Long-Run Equilibrium: Therefore, in the long-run equilibrium for a competitive industry, all firms must be:

1. Maximizing profits (P = MR = MC)
2. Earning zero economic profits (P = SRATC)
3. Unable to increase profits by altering its scale of operations.

And that concludes our intro into profit maximization and shut down points for firms.

Both comments and pings are currently closed.

21 Responses to “Microeconomics Profit Maximization: Shutdown Point”

  1. The viewer’s Flash player sends a request to the server that specifies a start
    time, an HTTP request that inserts some time parameter in
    to the requesting URL’s “query string. This lesson should also apply to any music device, whether a stereo, MP3 player, CD player or streaming music site. Could this are the form of movie you need to see about the big screen.

  2. chinnu says:

    whats ATC ?? it must be AC , right ??

  3. Kate says:

    why some textbooks say that in the short run, a shut down dicison is when P= average avoidable cost? Since total cost=fixed cost+ variable cost or total cost= sunk cost+ avoidable cost, I think avoidable cost and variable cost are different.

  4. pean george says:

    firm in the long run can operate despite the facty that there small element of fixed cost,because non firm can operate without iniatial fixed cost

  5. Dave Hancock says:

    What is the formula for calculation of total gains when saving a corporate dollar? If I save one dollar, or one product from scrap; I save at least 2, and the cost of making the third, less scrap return, plus cost saving from non scraping. What other costs advantages occur which can maximize the return? Thanks for any help. Dave

  6. Patty says:

    Thanks! I didn’t understand the shut down period so this is really helpful. Thank you!

  7. John says:

    I was having trouble understanding this as well. Thanks for the clarification. No doubt these variables have a definite bearing on the success or failure of a firm/corporation.

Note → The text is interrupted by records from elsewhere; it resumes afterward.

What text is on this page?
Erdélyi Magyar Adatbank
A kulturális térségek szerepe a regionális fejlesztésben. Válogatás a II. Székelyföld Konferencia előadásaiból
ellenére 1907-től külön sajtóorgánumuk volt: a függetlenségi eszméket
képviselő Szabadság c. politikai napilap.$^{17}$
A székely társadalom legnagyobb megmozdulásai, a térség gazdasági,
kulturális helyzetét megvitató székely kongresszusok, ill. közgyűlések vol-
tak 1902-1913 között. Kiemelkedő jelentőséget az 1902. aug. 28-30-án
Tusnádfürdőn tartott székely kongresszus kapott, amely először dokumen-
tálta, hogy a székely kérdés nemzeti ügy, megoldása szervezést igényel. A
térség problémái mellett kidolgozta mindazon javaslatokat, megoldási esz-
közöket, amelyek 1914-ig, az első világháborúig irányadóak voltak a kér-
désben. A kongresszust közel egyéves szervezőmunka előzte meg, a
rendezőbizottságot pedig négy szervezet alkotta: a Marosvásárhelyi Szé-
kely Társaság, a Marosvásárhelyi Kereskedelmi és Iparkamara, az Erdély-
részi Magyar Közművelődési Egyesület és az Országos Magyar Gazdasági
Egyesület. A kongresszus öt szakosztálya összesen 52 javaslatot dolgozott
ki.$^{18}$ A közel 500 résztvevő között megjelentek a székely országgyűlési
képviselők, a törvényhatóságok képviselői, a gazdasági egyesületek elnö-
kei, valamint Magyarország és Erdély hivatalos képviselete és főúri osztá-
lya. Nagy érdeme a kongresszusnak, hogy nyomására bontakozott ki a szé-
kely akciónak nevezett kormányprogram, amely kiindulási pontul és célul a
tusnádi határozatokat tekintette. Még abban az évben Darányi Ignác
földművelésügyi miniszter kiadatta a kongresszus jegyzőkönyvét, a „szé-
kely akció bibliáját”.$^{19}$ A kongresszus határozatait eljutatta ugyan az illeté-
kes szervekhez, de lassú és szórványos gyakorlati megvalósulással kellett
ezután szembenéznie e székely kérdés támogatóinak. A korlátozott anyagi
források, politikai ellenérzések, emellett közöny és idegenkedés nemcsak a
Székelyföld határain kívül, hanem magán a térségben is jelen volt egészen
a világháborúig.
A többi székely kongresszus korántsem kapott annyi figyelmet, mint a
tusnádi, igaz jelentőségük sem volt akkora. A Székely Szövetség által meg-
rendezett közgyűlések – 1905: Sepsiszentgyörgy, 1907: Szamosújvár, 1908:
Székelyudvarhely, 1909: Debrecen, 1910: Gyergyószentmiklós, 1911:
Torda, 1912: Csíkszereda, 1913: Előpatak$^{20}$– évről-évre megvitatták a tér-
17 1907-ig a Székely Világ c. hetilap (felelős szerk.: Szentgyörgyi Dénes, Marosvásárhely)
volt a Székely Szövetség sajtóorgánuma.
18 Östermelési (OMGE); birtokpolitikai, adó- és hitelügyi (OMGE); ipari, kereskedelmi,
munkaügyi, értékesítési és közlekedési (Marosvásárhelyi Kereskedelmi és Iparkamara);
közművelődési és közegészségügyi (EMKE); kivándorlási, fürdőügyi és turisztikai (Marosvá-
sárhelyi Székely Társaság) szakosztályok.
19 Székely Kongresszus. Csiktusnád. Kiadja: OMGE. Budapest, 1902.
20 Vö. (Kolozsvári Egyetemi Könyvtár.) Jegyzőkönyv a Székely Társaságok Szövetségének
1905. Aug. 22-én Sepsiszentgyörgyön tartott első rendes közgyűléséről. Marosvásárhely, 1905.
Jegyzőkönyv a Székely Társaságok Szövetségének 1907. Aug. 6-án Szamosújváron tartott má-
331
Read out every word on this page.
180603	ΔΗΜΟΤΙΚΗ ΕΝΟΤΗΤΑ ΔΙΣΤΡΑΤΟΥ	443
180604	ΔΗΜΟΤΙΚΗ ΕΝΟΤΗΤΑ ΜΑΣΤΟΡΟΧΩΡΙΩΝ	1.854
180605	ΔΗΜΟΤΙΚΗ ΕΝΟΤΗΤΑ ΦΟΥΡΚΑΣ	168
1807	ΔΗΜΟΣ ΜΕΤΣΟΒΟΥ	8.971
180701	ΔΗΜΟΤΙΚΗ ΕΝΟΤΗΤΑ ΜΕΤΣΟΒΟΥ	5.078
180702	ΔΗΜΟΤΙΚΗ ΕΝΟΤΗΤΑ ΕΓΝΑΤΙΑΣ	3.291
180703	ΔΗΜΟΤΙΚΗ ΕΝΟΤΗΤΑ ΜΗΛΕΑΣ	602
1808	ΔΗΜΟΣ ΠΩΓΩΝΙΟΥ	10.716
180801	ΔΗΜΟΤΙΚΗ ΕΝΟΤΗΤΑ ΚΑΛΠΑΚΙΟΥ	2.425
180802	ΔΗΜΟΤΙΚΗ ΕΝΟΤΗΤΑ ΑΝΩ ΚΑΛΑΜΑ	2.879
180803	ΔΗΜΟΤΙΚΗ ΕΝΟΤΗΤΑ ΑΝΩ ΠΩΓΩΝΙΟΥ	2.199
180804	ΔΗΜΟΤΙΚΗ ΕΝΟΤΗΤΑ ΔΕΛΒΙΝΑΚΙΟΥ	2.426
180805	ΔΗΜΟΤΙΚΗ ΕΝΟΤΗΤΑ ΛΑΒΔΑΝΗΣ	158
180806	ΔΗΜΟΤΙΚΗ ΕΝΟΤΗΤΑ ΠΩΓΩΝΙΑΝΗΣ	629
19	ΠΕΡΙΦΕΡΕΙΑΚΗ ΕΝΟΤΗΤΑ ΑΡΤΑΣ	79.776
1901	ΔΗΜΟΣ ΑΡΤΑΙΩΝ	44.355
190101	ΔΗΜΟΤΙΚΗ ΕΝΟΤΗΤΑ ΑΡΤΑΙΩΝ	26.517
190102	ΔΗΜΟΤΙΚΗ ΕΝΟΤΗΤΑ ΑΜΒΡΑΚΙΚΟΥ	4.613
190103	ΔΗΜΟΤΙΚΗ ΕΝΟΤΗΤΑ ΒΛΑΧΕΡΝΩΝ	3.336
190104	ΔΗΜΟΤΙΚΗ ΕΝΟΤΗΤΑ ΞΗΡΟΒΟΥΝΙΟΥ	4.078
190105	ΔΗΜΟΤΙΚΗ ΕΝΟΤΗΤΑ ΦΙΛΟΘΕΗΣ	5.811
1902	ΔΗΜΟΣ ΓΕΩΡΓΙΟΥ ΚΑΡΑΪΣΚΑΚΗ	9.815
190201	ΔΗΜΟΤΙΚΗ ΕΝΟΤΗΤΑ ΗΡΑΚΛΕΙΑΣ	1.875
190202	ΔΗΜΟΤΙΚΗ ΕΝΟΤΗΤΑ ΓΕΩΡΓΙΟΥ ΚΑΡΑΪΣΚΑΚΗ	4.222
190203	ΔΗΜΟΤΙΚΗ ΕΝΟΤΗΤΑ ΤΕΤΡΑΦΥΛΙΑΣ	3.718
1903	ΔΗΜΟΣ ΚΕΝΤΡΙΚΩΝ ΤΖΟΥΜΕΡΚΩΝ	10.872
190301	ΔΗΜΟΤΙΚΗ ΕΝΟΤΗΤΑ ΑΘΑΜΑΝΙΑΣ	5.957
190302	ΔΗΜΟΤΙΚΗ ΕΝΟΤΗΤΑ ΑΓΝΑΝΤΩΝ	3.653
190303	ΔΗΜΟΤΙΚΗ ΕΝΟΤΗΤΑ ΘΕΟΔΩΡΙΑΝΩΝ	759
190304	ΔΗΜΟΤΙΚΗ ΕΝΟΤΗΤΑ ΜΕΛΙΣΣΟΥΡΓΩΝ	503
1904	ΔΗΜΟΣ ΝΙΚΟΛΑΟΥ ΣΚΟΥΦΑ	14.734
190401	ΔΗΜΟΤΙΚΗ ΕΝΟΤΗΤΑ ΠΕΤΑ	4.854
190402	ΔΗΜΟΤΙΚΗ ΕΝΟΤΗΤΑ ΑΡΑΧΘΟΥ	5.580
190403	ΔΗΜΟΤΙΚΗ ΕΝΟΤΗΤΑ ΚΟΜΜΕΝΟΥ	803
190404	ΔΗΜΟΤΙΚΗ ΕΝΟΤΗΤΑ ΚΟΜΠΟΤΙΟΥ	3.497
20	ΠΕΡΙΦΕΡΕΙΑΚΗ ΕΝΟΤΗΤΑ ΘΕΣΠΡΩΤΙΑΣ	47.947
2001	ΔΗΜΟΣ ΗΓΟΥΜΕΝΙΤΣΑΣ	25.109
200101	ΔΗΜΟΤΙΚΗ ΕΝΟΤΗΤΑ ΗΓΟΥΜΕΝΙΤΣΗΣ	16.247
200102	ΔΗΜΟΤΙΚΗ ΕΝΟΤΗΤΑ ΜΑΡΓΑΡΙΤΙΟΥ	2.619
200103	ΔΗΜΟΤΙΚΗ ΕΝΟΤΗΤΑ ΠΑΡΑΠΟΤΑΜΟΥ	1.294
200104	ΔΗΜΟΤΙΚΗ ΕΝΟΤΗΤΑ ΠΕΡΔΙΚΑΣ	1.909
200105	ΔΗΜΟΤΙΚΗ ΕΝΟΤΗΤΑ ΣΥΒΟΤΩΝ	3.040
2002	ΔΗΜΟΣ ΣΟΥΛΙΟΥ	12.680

I would think that a company would shut down before P=AVC to conserve or try to save or reduce there cost or reduce there operating expensive prior to that point.

    Cheers

  8. Barry Econ says:

    It’s not a hard fast conclusion, it’s a theory on profit maximizing firms in microeconomics.

  9. ChrisK says:

    I don’t necessarily agree with the hard/fast conclusion that a firm should shutdown when P=AVC. I think that a company, at that point, needs to do some quick and definiate cost cutting measures to lower the AVC in the short term and work toward a longer term strategy of keeping costs low but, it’s not completely a lost cause at that point. When P < AVC (or worse yet, < AFC) is when a company should, as my Econ Prof says, "shut down, go home, and watch Oprah."

  10. JMG says:

    The charts were hard to decipher, thanks for the commentary for the added clarity.

  11. barry econ says:

    A bit more information is coming out on the monopoly so check the date of this comment in the archive.

  12. barry econ says:

    I’ll check some notes and see if there’s something. can’t think of it at the top of my head.

  13. luke says:

    what about the shut down point of a monopoly?

  14. The Wabbster says:

    Thanks for this. This definitely helps! :)

  15. Elli says:

    awesome explainations! hope i can explain the graphs like you in tomorrow’s exam:)!

  16. Natia says:

    thanks a lot…I have an exam the day after tomorrow and all this helped me really very much…

  17. Andrew says:

    +1 thank you. Also helpful for my Eco exam on the 14th this month.

  18. barry econ says:

    Happy to help, many more coming soon.